それにしても、前回記事の「結婚する理由ランキング~異性婚編~」と見比べてもやっぱり同じく「一緒に暮らしたい」が上位よね。

戸籍上の異性婚・同性婚にかかわらず、結婚の前にある「一緒に暮らしたい」って気持ちは同じみたいです。

とか言うと「同棲でよくね? なんで結婚にこだわるの?」みたいな流れになりそうだけど、確かに「結婚という制度」それ自体にこだわる理由って、実は思い入れくらいしかないのかもしれないわね。同性・異性問わず。

ただ2位以下の回答に続くような、「事故などの緊急時のこと」「経済事情」「住宅事情」「老後」「子育てする場合の親権」……といった、一緒に暮らす上で起こる色々を二人一緒に家族として乗り越える総合的契約っていうのはやっぱり現状「結婚」になるんでしょうね。
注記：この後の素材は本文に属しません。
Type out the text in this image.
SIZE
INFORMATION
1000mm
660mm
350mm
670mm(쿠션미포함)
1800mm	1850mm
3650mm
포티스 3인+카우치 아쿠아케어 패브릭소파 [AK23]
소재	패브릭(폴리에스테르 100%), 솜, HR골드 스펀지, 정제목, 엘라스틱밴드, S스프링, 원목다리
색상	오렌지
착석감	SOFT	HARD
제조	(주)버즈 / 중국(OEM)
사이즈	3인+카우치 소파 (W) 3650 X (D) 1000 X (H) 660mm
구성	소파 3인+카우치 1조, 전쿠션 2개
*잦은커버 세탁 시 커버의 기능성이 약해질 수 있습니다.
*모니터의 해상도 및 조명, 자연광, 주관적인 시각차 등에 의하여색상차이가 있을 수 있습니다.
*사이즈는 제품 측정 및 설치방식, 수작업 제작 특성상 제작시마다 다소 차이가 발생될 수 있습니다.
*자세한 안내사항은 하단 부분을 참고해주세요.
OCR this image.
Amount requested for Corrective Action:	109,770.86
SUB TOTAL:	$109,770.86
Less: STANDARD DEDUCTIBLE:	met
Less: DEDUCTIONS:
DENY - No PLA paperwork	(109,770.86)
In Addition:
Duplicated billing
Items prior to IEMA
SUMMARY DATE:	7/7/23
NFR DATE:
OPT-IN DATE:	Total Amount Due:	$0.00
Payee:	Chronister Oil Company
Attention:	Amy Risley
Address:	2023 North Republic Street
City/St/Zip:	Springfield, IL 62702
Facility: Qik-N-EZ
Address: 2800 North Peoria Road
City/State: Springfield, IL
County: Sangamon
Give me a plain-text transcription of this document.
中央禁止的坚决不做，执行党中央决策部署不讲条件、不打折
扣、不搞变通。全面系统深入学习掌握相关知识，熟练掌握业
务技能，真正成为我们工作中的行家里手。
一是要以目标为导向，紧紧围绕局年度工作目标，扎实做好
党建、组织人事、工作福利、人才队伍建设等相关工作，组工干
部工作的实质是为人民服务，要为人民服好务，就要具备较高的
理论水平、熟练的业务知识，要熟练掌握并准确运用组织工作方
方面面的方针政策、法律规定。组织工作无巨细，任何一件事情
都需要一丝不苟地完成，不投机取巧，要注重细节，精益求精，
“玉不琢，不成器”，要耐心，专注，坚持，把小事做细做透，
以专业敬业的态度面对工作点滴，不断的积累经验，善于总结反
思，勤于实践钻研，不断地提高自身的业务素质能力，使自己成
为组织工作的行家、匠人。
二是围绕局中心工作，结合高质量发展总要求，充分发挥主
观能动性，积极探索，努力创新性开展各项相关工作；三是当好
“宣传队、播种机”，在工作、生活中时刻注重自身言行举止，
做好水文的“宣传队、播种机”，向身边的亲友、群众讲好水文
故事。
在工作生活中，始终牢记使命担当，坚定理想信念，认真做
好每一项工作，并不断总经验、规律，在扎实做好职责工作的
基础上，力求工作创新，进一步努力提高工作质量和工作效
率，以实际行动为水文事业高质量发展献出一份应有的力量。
さて、このお便利パッケージ「結婚」よりも限定的な効果しか持ちませんが、緊急時に法的にも家族として対応するためには公正証書を作っておくことが有効になる場合があります。これについては永易至文さんのご著書や、2CHOPOでの連載「老後の新聞~こちら東中野さくら行政書士事務所~」に詳しいので、よかったら併せてご覧下さいね。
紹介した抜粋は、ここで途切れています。